Investors trust their financial advisors as much as their personal doctor, but they cast a sceptical eye toward both fund companies and the financial media, according to an investor survey conducted for iShares funds, a division of Barclays Global Investors.
Seventy one percent of those surveyed either lack trust in-or are uncertain whether they can trust-the fund industry and 66% feel the fund industry does not take responsibility for investors' well being. At the same time, 73% feel the media sensationalizes issues and only 19% believe the media provides accurate information. And just 20% say the media does a good job of recognizing the importance of tax implications and fees on investment returns.
The survey, Measuring Affluent and High Net Worth Investor Expectations of the Investment and Financial Community, was conducted by Cogent Research. It polled 1,004 investors with at least $500,000 in investable assets, of which 70% have advisors and 30% don't.

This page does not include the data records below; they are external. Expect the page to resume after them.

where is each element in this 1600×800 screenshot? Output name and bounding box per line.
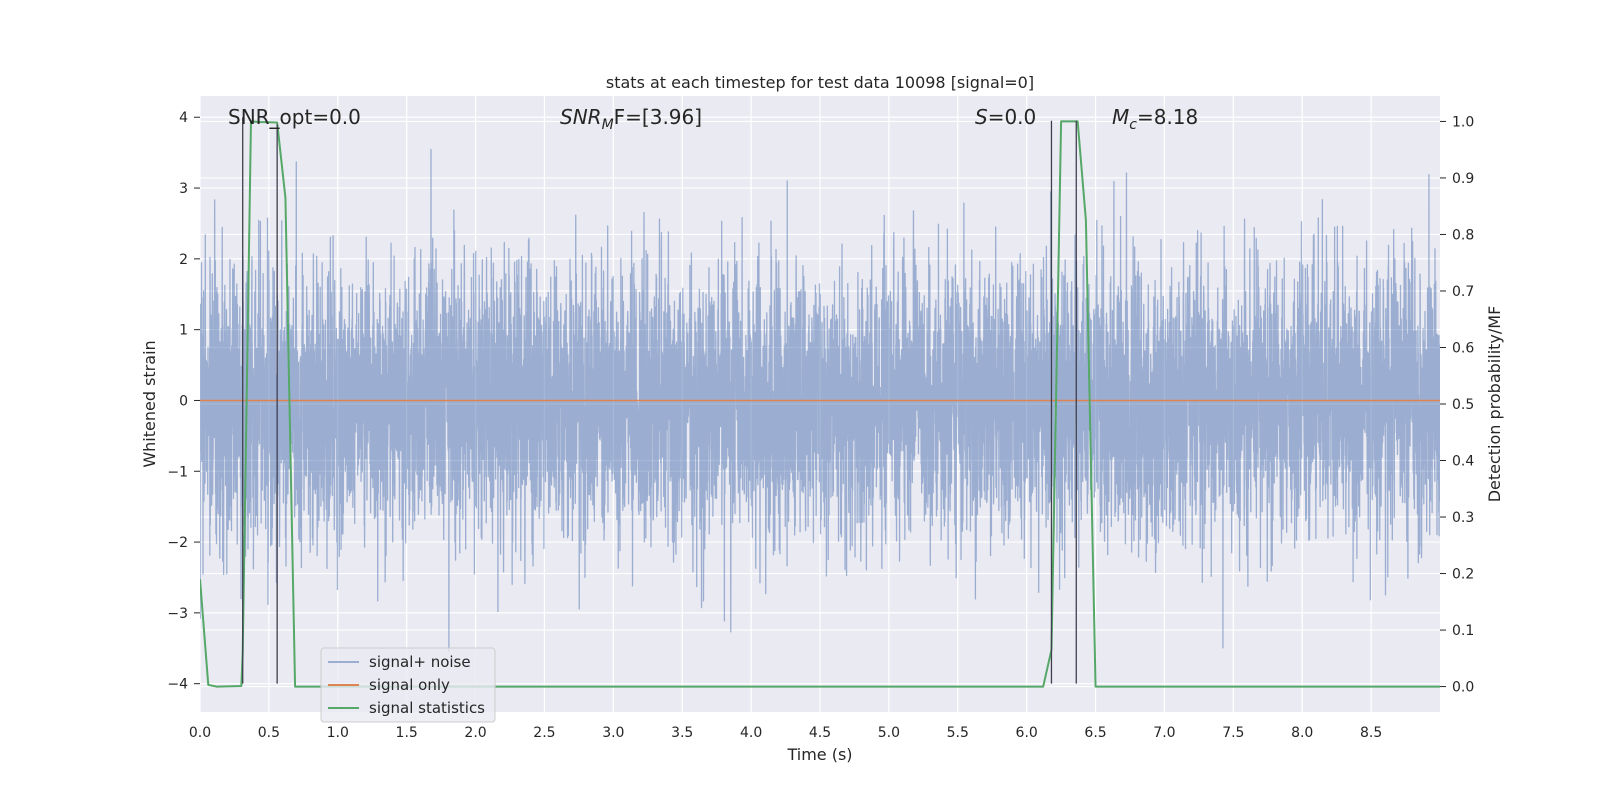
y2-tick-label: 0.4 (1452, 454, 1474, 470)
x-tick-label: 8.0 (1291, 725, 1313, 741)
legend-label-signal-statistics: signal statistics (369, 699, 485, 717)
y-tick-label: 1 (179, 323, 188, 339)
legend-label-signal-only: signal only (369, 676, 450, 694)
y2-tick-label: 0.0 (1452, 680, 1474, 696)
mc-rest: =8.18 (1137, 105, 1198, 129)
y-tick-label: −4 (167, 677, 188, 693)
x-tick-label: 4.0 (740, 725, 762, 741)
y-tick-label: 4 (179, 110, 188, 126)
x-tick-label: 2.5 (533, 725, 555, 741)
x-tick-label: 3.0 (602, 725, 624, 741)
s-italic: S (975, 105, 988, 129)
series-signal-noise (200, 148, 1440, 653)
mc-main: M (1112, 105, 1129, 129)
vertical-markers (242, 117, 1077, 684)
y2-tick-label: 0.5 (1452, 397, 1474, 413)
y2-tick-label: 0.8 (1452, 227, 1474, 243)
y2-tick-label: 0.1 (1452, 623, 1474, 639)
y2-tick-label: 1.0 (1452, 114, 1474, 130)
x-tick-label: 6.5 (1084, 725, 1106, 741)
x-tick-label: 0.0 (189, 725, 211, 741)
x-tick-label: 4.5 (809, 725, 831, 741)
x-tick-label: 1.5 (396, 725, 418, 741)
x-tick-label: 7.0 (1153, 725, 1175, 741)
ticks: 0.0 0.5 1.0 1.5 2.0 2.5 3.0 3.5 4.0 4.5 5.0 5.5 6.0 6… (167, 110, 1474, 741)
x-tick-label: 7.5 (1222, 725, 1244, 741)
mc-annotation: Mc=8.18 (1112, 105, 1198, 133)
y-tick-label: −2 (167, 535, 188, 551)
legend-label-signal-noise: signal+ noise (369, 653, 471, 671)
x-tick-label: 8.5 (1360, 725, 1382, 741)
x-tick-label: 5.5 (947, 725, 969, 741)
x-tick-label: 2.0 (464, 725, 486, 741)
snr-mf-main: SNR (560, 105, 602, 129)
mc-sub: c (1129, 117, 1137, 133)
series-signal-statistics (200, 120, 1440, 688)
x-tick-label: 5.0 (878, 725, 900, 741)
legend-box (320, 647, 496, 723)
x-tick-label: 1.0 (327, 725, 349, 741)
chart-title: stats at each timestep for test data 100… (606, 73, 1034, 92)
y2-axis-label: Detection probability/MF (1485, 306, 1504, 503)
x-tick-label: 3.5 (671, 725, 693, 741)
legend: signal+ noise signal only signal statist… (320, 647, 496, 723)
s-annotation: S=0.0 (975, 105, 1036, 129)
y-tick-label: 0 (179, 393, 188, 409)
y2-tick-label: 0.2 (1452, 567, 1474, 583)
x-tick-label: 0.5 (258, 725, 280, 741)
y-tick-label: −1 (167, 464, 188, 480)
y2-tick-label: 0.3 (1452, 510, 1474, 526)
series-layer (200, 120, 1440, 688)
x-tick-label: 6.0 (1016, 725, 1038, 741)
y-tick-label: 2 (179, 252, 188, 268)
y-tick-label: −3 (167, 606, 188, 622)
y-axis-label: Whitened strain (140, 340, 159, 467)
y2-tick-label: 0.9 (1452, 171, 1474, 187)
snr-opt-annotation: SNR_opt=0.0 (228, 105, 361, 129)
snr-mf-sub: M (602, 117, 614, 133)
snr-mf-rest: F=[3.96] (614, 105, 702, 129)
snr-mf-annotation: SNRMF=[3.96] (560, 105, 702, 133)
y-tick-label: 3 (179, 181, 188, 197)
s-rest: =0.0 (988, 105, 1037, 129)
y2-tick-label: 0.7 (1452, 284, 1474, 300)
y2-tick-label: 0.6 (1452, 340, 1474, 356)
x-axis-label: Time (s) (786, 745, 852, 764)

While expressing a general distrust of the fund industry, 87% of investors have a high degree of trust in their financial advisor-a level comparable to the trust people show in their family physician. And 72% consider their advisors to be champions of their investment interests. Only 9% of those with advisors say they are likely to change advisors in the next year.
However, many are pessimistic about the near future-55% lack confidence that their investments will be safe and 51% feel their returns will be worse this year than last.
"The survey clearly indicates the need for all of us in the fund industry to be better," says iShares CEO Lee Kranefuss.